The most immediate practical challenge is the awareness gap. Production engineers treat cybersecurity as an IT problem; IT specialists are unfamiliar with SCADA or PLC architecture. This knowledge gap creates a grey zone where responsibility belongs to no one. Furthermore, the number of specialists capable of auditing industrial control system vulnerabilities is quite limited in Turkey at this stage. A company seeking an independent security assessment faces difficulty finding a qualified consultant and must plan the audit carefully to avoid disrupting production. Software licensing costs and hardware investments find their way into budgets; security audits tend to wait on the ‘when necessary’ list.
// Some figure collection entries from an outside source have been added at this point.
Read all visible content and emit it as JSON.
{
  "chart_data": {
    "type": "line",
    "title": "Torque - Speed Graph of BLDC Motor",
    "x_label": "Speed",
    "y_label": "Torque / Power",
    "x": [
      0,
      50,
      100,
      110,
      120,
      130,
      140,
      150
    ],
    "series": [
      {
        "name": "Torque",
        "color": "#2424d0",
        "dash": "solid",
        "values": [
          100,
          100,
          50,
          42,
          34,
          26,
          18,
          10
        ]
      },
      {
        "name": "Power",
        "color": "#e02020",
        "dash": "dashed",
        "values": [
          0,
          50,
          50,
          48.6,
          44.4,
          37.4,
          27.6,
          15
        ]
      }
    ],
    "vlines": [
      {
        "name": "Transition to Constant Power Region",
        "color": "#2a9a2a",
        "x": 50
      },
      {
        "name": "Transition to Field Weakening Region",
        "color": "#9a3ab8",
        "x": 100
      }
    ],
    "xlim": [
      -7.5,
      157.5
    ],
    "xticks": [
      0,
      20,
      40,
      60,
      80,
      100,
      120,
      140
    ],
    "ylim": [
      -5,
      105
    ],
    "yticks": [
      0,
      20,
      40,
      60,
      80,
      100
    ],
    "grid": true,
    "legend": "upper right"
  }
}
For management, the concrete decision criteria should be these: if your production infrastructure is connected to the corporate network, is that connection’s security architecture documented? Which systems have access to the internet or the corporate network, are those access points monitored, and in a breach scenario, how many hours would it take to restore production? Answering these three questions makes the scale of the risk tangible and enables prioritization. Deferring a security investment is not a cost saving — it is an uncalculated risk assumption, and management must consciously own that choice.

This article was originally written in Turkish by Gökhan MERCANOĞLU on June 18, 2012 and has been automatically translated into English and other languages using machine translation.